Ai me pergunto: por onde andei durante todo esse tempo em que acreditei piamente que qualquer ação, na prática, era definitiva? Pior, como consegui viver por tantos anos assim sem perceber que tava errado ou no mínimo esquisito? Quantas coisas devo ter perdido ou ganhado na marra com esse pensamento? É doido pensar isso, mas talvez tenha sido meu pior defeito. Engraçado é que o start pra essa questão surgiu durante esse carnaval e, em tão pouquinhos dias, todas as minhas regras de tantos anos foram quebradas ladeira pós ladeira. E em uma semana eu não me vi mais na outra Carlinha que pegou o avião no Galeão, quase perdendo o voo por conta de um transito infeliz. Que bom que não perdi o voo. Talvez mais por essa questão toda do que pelo próprio frevo.

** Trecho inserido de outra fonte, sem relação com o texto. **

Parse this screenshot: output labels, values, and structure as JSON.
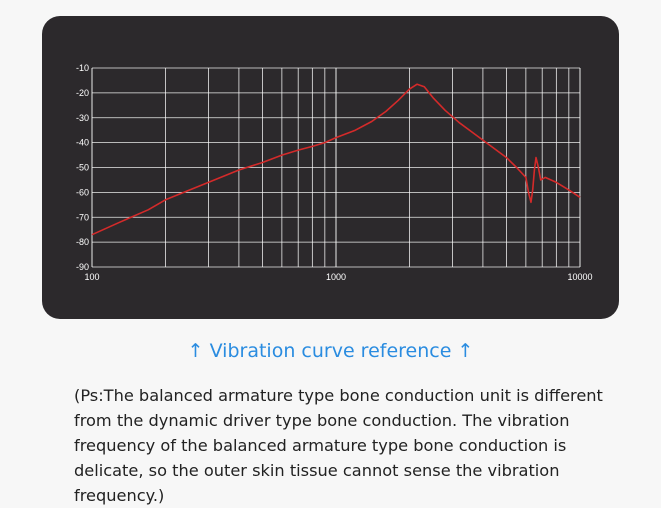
{
  "caption": {
    "arrow_left": "↑",
    "text": "Vibration curve reference",
    "arrow_right": "↑"
  },
  "note": "(Ps:The balanced armature type bone conduction unit is different from the dynamic driver type bone conduction. The vibration frequency of the balanced armature type bone conduction is delicate, so the outer skin tissue cannot sense the vibration frequency.)",
  "colors": {
    "curve": "#d42a2a",
    "background": "#2c292c",
    "grid": "#ffffff",
    "caption": "#2a8ce0"
  },
  "chart_data": {
    "type": "line",
    "title": "",
    "xlabel": "",
    "ylabel": "",
    "xscale": "log",
    "xlim": [
      100,
      10000
    ],
    "ylim": [
      -90,
      -10
    ],
    "grid": true,
    "x_tick_labels": [
      "100",
      "1000",
      "10000"
    ],
    "y_tick_labels": [
      "-10",
      "-20",
      "-30",
      "-40",
      "-50",
      "-60",
      "-70",
      "-80",
      "-90"
    ],
    "series": [
      {
        "x": [
          100,
          130,
          170,
          200,
          300,
          400,
          500,
          600,
          700,
          800,
          900,
          1000,
          1200,
          1400,
          1600,
          1800,
          2000,
          2150,
          2300,
          2500,
          2800,
          3200,
          4000,
          5000,
          5500,
          6000,
          6150,
          6300,
          6400,
          6500,
          6600,
          6750,
          6900,
          7200,
          8000,
          9000,
          10000
        ],
        "y": [
          -77,
          -72,
          -67,
          -63,
          -56,
          -51,
          -48,
          -45,
          -43,
          -41.5,
          -40,
          -38,
          -35,
          -31.5,
          -27.5,
          -23,
          -18.5,
          -16.5,
          -17.5,
          -22,
          -27,
          -32,
          -39,
          -46,
          -50,
          -54,
          -60,
          -64,
          -59,
          -51,
          -46,
          -50,
          -55,
          -54,
          -56,
          -59,
          -62
        ]
      }
    ]
  }
}
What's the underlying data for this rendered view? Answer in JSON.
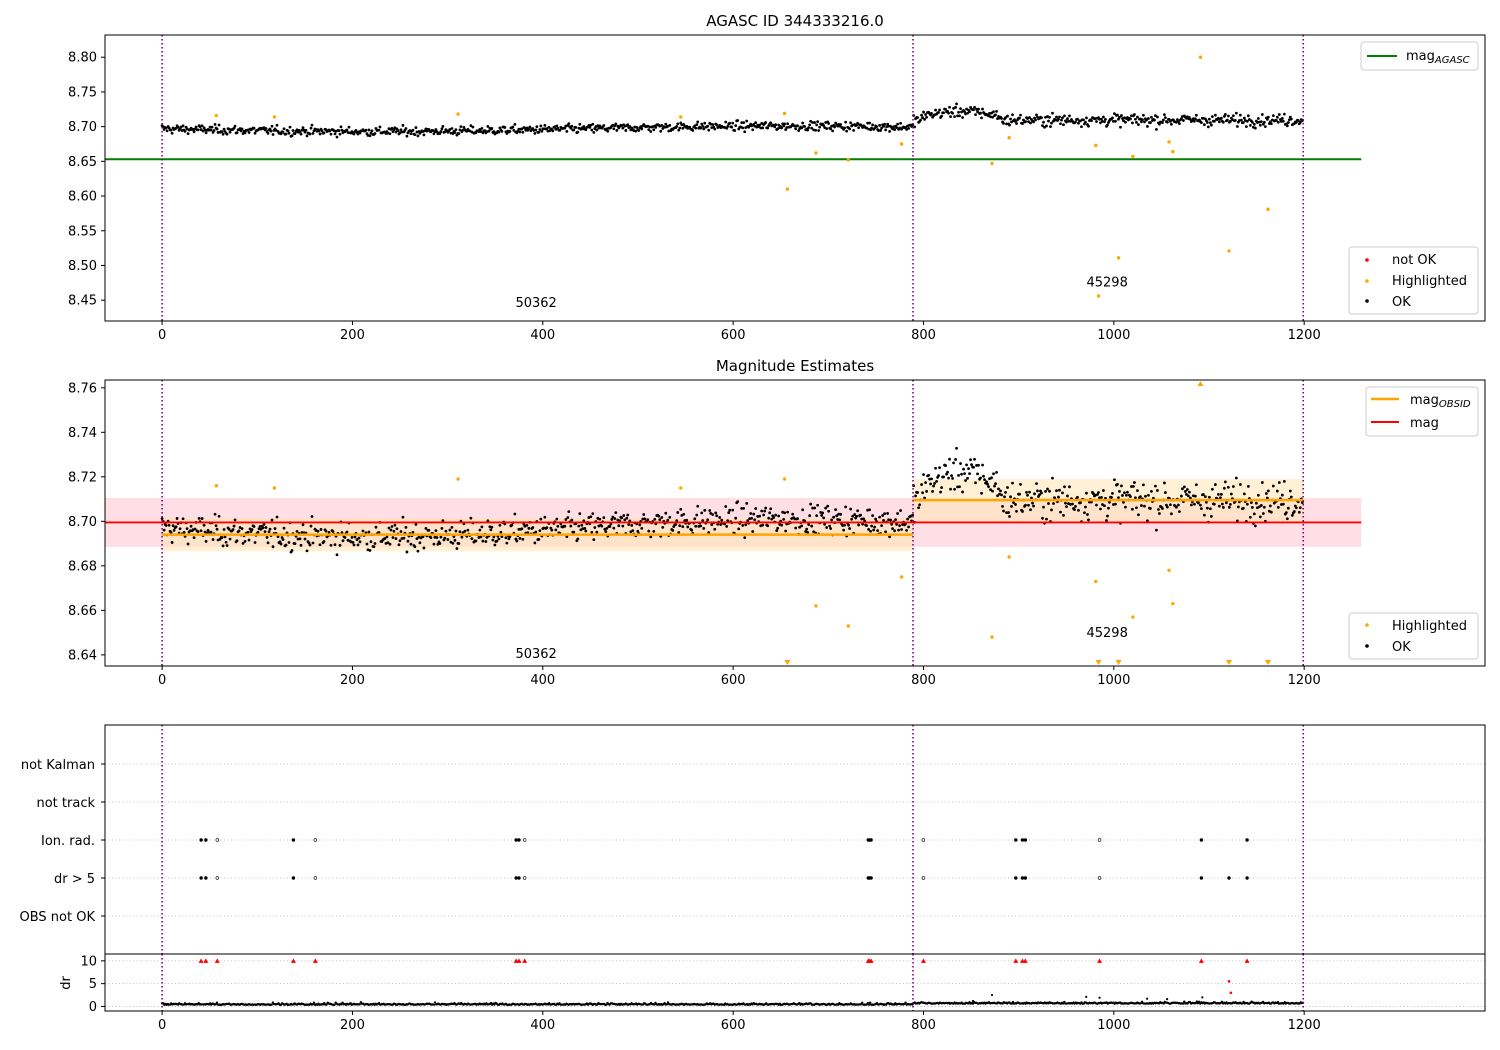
{
  "colors": {
    "ok": "#000000",
    "highlighted": "#FFA500",
    "not_ok": "#FF0000",
    "mag_agasc_line": "#008000",
    "mag_obsid_line": "#FFA500",
    "mag_line": "#FF0000",
    "mag_band": "#FFC0CB",
    "obsid_band": "#FFE4B5",
    "obsid_boundary": "#800080",
    "grid": "#b0b0b0"
  },
  "chart_data": [
    {
      "type": "scatter",
      "title": "AGASC ID 344333216.0",
      "xlim": [
        -60,
        1390
      ],
      "ylim": [
        8.42,
        8.832
      ],
      "xticks": [
        0,
        200,
        400,
        600,
        800,
        1000,
        1200
      ],
      "xtick_labels": [
        "0",
        "200",
        "400",
        "600",
        "800",
        "1000",
        "1200"
      ],
      "yticks": [
        8.45,
        8.5,
        8.55,
        8.6,
        8.65,
        8.7,
        8.75,
        8.8
      ],
      "ytick_labels": [
        "8.45",
        "8.50",
        "8.55",
        "8.60",
        "8.65",
        "8.70",
        "8.75",
        "8.80"
      ],
      "obsid_boundaries": [
        0,
        789,
        1199
      ],
      "obsid_labels": [
        {
          "text": "50362",
          "x": 393,
          "y": 8.4405
        },
        {
          "text": "45298",
          "x": 993,
          "y": 8.4695
        }
      ],
      "mag_agasc": 8.653,
      "mag_agasc_xrange": [
        -60,
        1260
      ],
      "highlighted_points": [
        {
          "x": 57,
          "y": 8.716
        },
        {
          "x": 118,
          "y": 8.714
        },
        {
          "x": 311,
          "y": 8.718
        },
        {
          "x": 545,
          "y": 8.714
        },
        {
          "x": 654,
          "y": 8.719
        },
        {
          "x": 657,
          "y": 8.61
        },
        {
          "x": 687,
          "y": 8.662
        },
        {
          "x": 721,
          "y": 8.652
        },
        {
          "x": 777,
          "y": 8.675
        },
        {
          "x": 872,
          "y": 8.647
        },
        {
          "x": 890,
          "y": 8.684
        },
        {
          "x": 981,
          "y": 8.673
        },
        {
          "x": 984,
          "y": 8.456
        },
        {
          "x": 1005,
          "y": 8.511
        },
        {
          "x": 1020,
          "y": 8.657
        },
        {
          "x": 1058,
          "y": 8.678
        },
        {
          "x": 1062,
          "y": 8.664
        },
        {
          "x": 1091,
          "y": 8.8
        },
        {
          "x": 1121,
          "y": 8.521
        },
        {
          "x": 1162,
          "y": 8.581
        }
      ],
      "legends": [
        {
          "position": "upper right",
          "entries": [
            {
              "label": "mag",
              "subscript": "AGASC",
              "marker": "line",
              "color": "#008000"
            }
          ]
        },
        {
          "position": "lower right",
          "entries": [
            {
              "label": "not OK",
              "marker": "dot",
              "color": "#FF0000"
            },
            {
              "label": "Highlighted",
              "marker": "dot",
              "color": "#FFA500"
            },
            {
              "label": "OK",
              "marker": "dot",
              "color": "#000000"
            }
          ]
        }
      ]
    },
    {
      "type": "scatter",
      "title": "Magnitude Estimates",
      "xlim": [
        -60,
        1390
      ],
      "ylim": [
        8.635,
        8.7635
      ],
      "xticks": [
        0,
        200,
        400,
        600,
        800,
        1000,
        1200
      ],
      "xtick_labels": [
        "0",
        "200",
        "400",
        "600",
        "800",
        "1000",
        "1200"
      ],
      "yticks": [
        8.64,
        8.66,
        8.68,
        8.7,
        8.72,
        8.74,
        8.76
      ],
      "ytick_labels": [
        "8.64",
        "8.66",
        "8.68",
        "8.70",
        "8.72",
        "8.74",
        "8.76"
      ],
      "obsid_boundaries": [
        0,
        789,
        1199
      ],
      "obsid_labels": [
        {
          "text": "50362",
          "x": 393,
          "y": 8.6385
        },
        {
          "text": "45298",
          "x": 993,
          "y": 8.648
        }
      ],
      "mag": {
        "value": 8.6995,
        "band": [
          8.6885,
          8.7105
        ],
        "xrange": [
          -60,
          1260
        ]
      },
      "mag_obsid": [
        {
          "xrange": [
            0,
            789
          ],
          "value": 8.694,
          "band": [
            8.6865,
            8.7015
          ]
        },
        {
          "xrange": [
            789,
            1199
          ],
          "value": 8.7095,
          "band": [
            8.6995,
            8.719
          ]
        }
      ],
      "highlighted_points": [
        {
          "x": 57,
          "y": 8.716
        },
        {
          "x": 118,
          "y": 8.715
        },
        {
          "x": 311,
          "y": 8.719
        },
        {
          "x": 545,
          "y": 8.715
        },
        {
          "x": 654,
          "y": 8.719
        },
        {
          "x": 687,
          "y": 8.662
        },
        {
          "x": 721,
          "y": 8.653
        },
        {
          "x": 777,
          "y": 8.675
        },
        {
          "x": 872,
          "y": 8.648
        },
        {
          "x": 890,
          "y": 8.684
        },
        {
          "x": 981,
          "y": 8.673
        },
        {
          "x": 1020,
          "y": 8.657
        },
        {
          "x": 1058,
          "y": 8.678
        },
        {
          "x": 1062,
          "y": 8.663
        }
      ],
      "out_of_range_down": [
        657,
        984,
        1005,
        1121,
        1162
      ],
      "out_of_range_up": [
        1091
      ],
      "legends": [
        {
          "position": "upper right",
          "entries": [
            {
              "label": "mag",
              "subscript": "OBSID",
              "marker": "line",
              "color": "#FFA500"
            },
            {
              "label": "mag",
              "marker": "line",
              "color": "#FF0000"
            }
          ]
        },
        {
          "position": "lower right",
          "entries": [
            {
              "label": "Highlighted",
              "marker": "dot",
              "color": "#FFA500"
            },
            {
              "label": "OK",
              "marker": "dot",
              "color": "#000000"
            }
          ]
        }
      ]
    },
    {
      "type": "scatter",
      "title": "",
      "xlim": [
        -60,
        1390
      ],
      "obsid_boundaries": [
        0,
        789,
        1199
      ],
      "categories": [
        "not Kalman",
        "not track",
        "Ion. rad.",
        "dr > 5",
        "OBS not OK"
      ],
      "flags": {
        "Ion. rad.": [
          41,
          46,
          58,
          138,
          161,
          372,
          375,
          381,
          742,
          743,
          745,
          800,
          897,
          904,
          907,
          985,
          1092,
          1140
        ],
        "dr > 5": [
          41,
          46,
          58,
          138,
          161,
          372,
          375,
          381,
          742,
          743,
          745,
          800,
          897,
          904,
          907,
          985,
          1092,
          1121,
          1140
        ]
      }
    },
    {
      "type": "scatter",
      "title": "",
      "xlim": [
        -60,
        1390
      ],
      "ylim": [
        -1,
        11.5
      ],
      "ylabel": "dr",
      "xticks": [
        0,
        200,
        400,
        600,
        800,
        1000,
        1200
      ],
      "xtick_labels": [
        "0",
        "200",
        "400",
        "600",
        "800",
        "1000",
        "1200"
      ],
      "yticks": [
        0,
        5,
        10
      ],
      "ytick_labels": [
        "0",
        "5",
        "10"
      ],
      "obsid_boundaries": [
        0,
        789,
        1199
      ],
      "capped_at_10": [
        41,
        46,
        58,
        138,
        161,
        372,
        375,
        381,
        742,
        743,
        745,
        800,
        897,
        904,
        907,
        985,
        1092,
        1140
      ],
      "other_red_points": [
        {
          "x": 1121,
          "y": 5.5
        },
        {
          "x": 1123,
          "y": 3.0
        }
      ],
      "outlier_points": [
        {
          "x": 852,
          "y": 1.2
        },
        {
          "x": 872,
          "y": 2.5
        },
        {
          "x": 971,
          "y": 2.1
        },
        {
          "x": 985,
          "y": 1.9
        },
        {
          "x": 1035,
          "y": 1.7
        },
        {
          "x": 1056,
          "y": 1.6
        },
        {
          "x": 1093,
          "y": 2.0
        }
      ]
    }
  ]
}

Gente que não existia mais pra mim "em definitivo" e que foi reencontrada como se nunca tivesse saído dali. Gente que nunca parecia que sairia dali e saiu de mansinho, sambando miudinho. Gente que saiu "pra sempre" e que achei que "pra sempre" doeria. E nem doeu. Fez nem cosquinha, tão esquisito. Gente que tava muito mais linda do que parecia possivel ser. Gente que conheço desde sempre e que a cada carnaval tem um brilho mais forte no olhar. Gente que consegue, de algum modo, chegar ainda mais junto do que conseguiu durante todos esses anos. Gente que não era alheia e se tornou. Gente que era esquisita e se ajeitou. Um carnaval que sempre foi o melhor do mundo e esse ano se tornou algo além disso. Não só pelas ladeiras. Ou pelos metais. Ou pelas purpurinas, mas por todo o entorno e, principalmente, por tudo aqui dentro, mansinho, caminhando, observando, aprendendo e se avaliando, entre um axé e um abraço apertado.
Tomar consciência de que nada nessa vida é definitivo - para o bem ou para o mal - faz com que as possibilidades mundanas se tornem mais suaves, menos dolorosas ou carregadas de culpa. E assim, de algum modo, os caminhos se mostram mais abertos. E tudo parece diferente mesmo estando igualzinho, só por uma questão de consciência.
É já que é tudo tão não concreto que tal, então, deixar em aberto?